Montse, une barcelonaise de 55 ans, éveille la curiosité de la femme assise en face d’elle dans le bus 64. Après avoir observé la forme particulière de ses mains, elle lui dit qu’elle présente les symptômes d’une maladie rare, une tumeur provoquant des troubles hormonaux. Elle lui tend un papier sur lequel elle a noté deux analyses de laboratoire à réaliser. Quelques semaines plus tard, Montse consulte son gynécologue pour son check-up annuel et lui demande d’ajouter les analyses recommandées par l’inconnue. A la surprise du médecin, elles révèlent des mesures totalement anormales qui confirment le diagnostic fait dans l’autobus. Montse est opérée avec succès d’une tumeur de la taille d’un petit pois sur une glande située à la base de son cerveau. Son « ange gardien », une endocrinologiste de 60 ans vient d’appeler le journal La Vanguardia : « les mains me donnaient beaucoup d’indices, dit-elle, mais je n’étais pas sûre de l’opportunité de dire quelque chose. Mais je suis une personne plutôt spontanée, j’aime mieux mettre les pieds dans le plat que de garder mon inquiétude pour moi ».

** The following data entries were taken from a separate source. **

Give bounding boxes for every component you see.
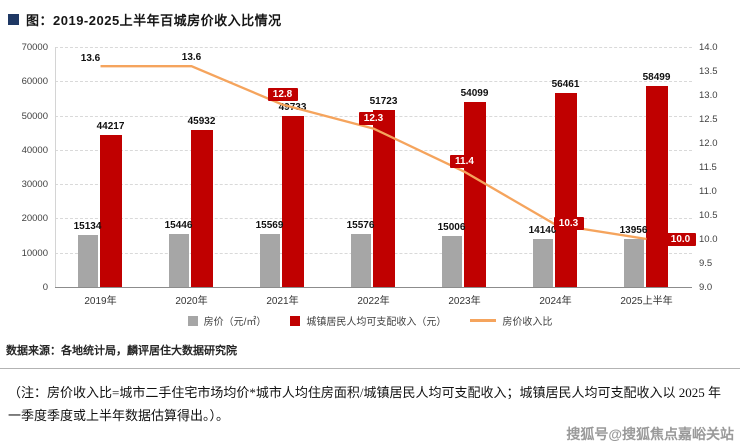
y-axis-left-tick: 10000 (21, 247, 48, 259)
orange-line-swatch-icon (470, 319, 497, 322)
price-income-combo-chart: 0 10000 20000 30000 40000 50000 60000 70000 9.0 9… (0, 35, 740, 307)
y-axis-right-tick: 11.5 (699, 162, 717, 173)
ratio-value: 11.4 (449, 154, 480, 168)
y-axis-right-tick: 9.5 (699, 258, 713, 269)
house-price-value: 15576 (346, 219, 375, 231)
income-bar (645, 86, 668, 287)
x-axis-category: 2020年 (175, 296, 208, 307)
income-bar (190, 129, 213, 287)
house-price-bar (623, 239, 644, 287)
x-axis-category: 2019年 (84, 296, 117, 307)
y-axis-left-tick: 40000 (21, 144, 48, 156)
y-axis-right-tick: 13.5 (699, 66, 718, 77)
legend-label-ratio: 房价收入比 (502, 317, 553, 328)
legend-item-ratio: 房价收入比 (470, 313, 552, 328)
gray-bar-swatch-icon (187, 315, 198, 326)
house-price-bar (168, 234, 189, 287)
x-axis-category: 2023年 (448, 296, 481, 307)
x-axis-category: 2024年 (539, 296, 572, 307)
footnote: （注：房价收入比=城市二手住宅市场均价*城市人均住房面积/城镇居民人均可支配收入… (8, 385, 721, 423)
legend-item-income: 城镇居民人均可支配收入（元） (290, 313, 446, 328)
red-bar-swatch-icon (290, 315, 301, 326)
income-value: 51723 (369, 95, 398, 107)
house-price-bar (441, 235, 462, 287)
gridline (55, 81, 692, 83)
divider-line (0, 368, 740, 369)
y-axis-right-tick: 9.0 (699, 282, 713, 293)
x-axis-category: 2021年 (266, 296, 299, 307)
income-value: 54099 (460, 87, 489, 99)
ratio-value: 13.6 (181, 52, 202, 64)
chart-title: 图：2019-2025上半年百城房价收入比情况 (26, 13, 282, 28)
house-price-bar (532, 238, 553, 287)
legend-label-income: 城镇居民人均可支配收入（元） (306, 317, 447, 328)
y-axis-right-tick: 12.0 (699, 138, 718, 149)
title-bullet-icon (8, 14, 19, 25)
house-price-bar (77, 235, 98, 287)
y-axis-right-tick: 10.5 (699, 210, 718, 221)
income-bar (463, 101, 486, 287)
y-axis-right-tick: 14.0 (699, 42, 718, 53)
chart-header: 图：2019-2025上半年百城房价收入比情况 (0, 0, 740, 29)
y-axis-line (55, 47, 56, 287)
income-value: 56461 (551, 79, 580, 91)
x-axis-category: 2025上半年 (620, 296, 673, 307)
income-bar (99, 135, 122, 287)
y-axis-right-tick: 12.5 (699, 114, 718, 125)
gridline (55, 47, 692, 48)
y-axis-left-tick: 50000 (21, 110, 48, 122)
ratio-value: 13.6 (80, 53, 101, 65)
y-axis-left-tick: 60000 (21, 76, 48, 88)
ratio-value: 12.3 (358, 111, 389, 125)
x-axis-line (55, 287, 692, 288)
income-bar (372, 109, 395, 287)
legend-label-house-price: 房价（元/㎡） (203, 317, 267, 328)
income-value: 45932 (187, 115, 216, 127)
y-axis-left-tick: 0 (42, 282, 48, 293)
house-price-value: 15446 (164, 220, 193, 232)
house-price-value: 15569 (255, 219, 284, 231)
y-axis-right-tick: 13.0 (699, 90, 718, 101)
house-price-bar (259, 233, 280, 287)
house-price-value: 13956 (619, 225, 648, 237)
ratio-line-path (100, 65, 647, 241)
chart-legend: 房价（元/㎡） 城镇居民人均可支配收入（元） 房价收入比 (0, 313, 740, 328)
house-price-value: 15134 (73, 221, 102, 233)
ratio-line (100, 65, 647, 241)
y-axis-left-tick: 30000 (21, 179, 48, 191)
legend-item-house-price: 房价（元/㎡） (187, 313, 267, 328)
y-axis-right-tick: 10.0 (699, 234, 718, 245)
y-axis-right-tick: 11.0 (699, 186, 717, 197)
income-value: 44217 (96, 121, 125, 133)
x-axis-category: 2022年 (357, 296, 390, 307)
data-source: 数据来源：各地统计局，麟评居住大数据研究院 (6, 345, 237, 357)
ratio-value: 10.0 (665, 233, 696, 246)
income-value: 58499 (642, 72, 671, 84)
ratio-value: 10.3 (553, 216, 584, 230)
house-price-value: 15006 (437, 221, 466, 233)
ratio-value: 12.8 (267, 87, 298, 101)
house-price-bar (350, 233, 371, 287)
income-bar (281, 116, 304, 287)
house-price-value: 14140 (528, 224, 557, 236)
watermark: 搜狐号@搜狐焦点嘉峪关站 (566, 426, 734, 442)
income-bar (554, 93, 577, 287)
y-axis-left-tick: 20000 (21, 213, 48, 225)
y-axis-left-tick: 70000 (21, 42, 48, 53)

Combien d’entre nous évitent de mettre les pieds dans le plat lorsqu’un danger menace un inconnu ou même un proche ? L’Ange Gardien n’est pas un ange. C’est un gêneur qui s’invite dans la vie privée des autres, c’est un Cassandre qui ne craint pas d’annoncer de mauvaises nouvelles, c’est un empêcheur de mourir en rond.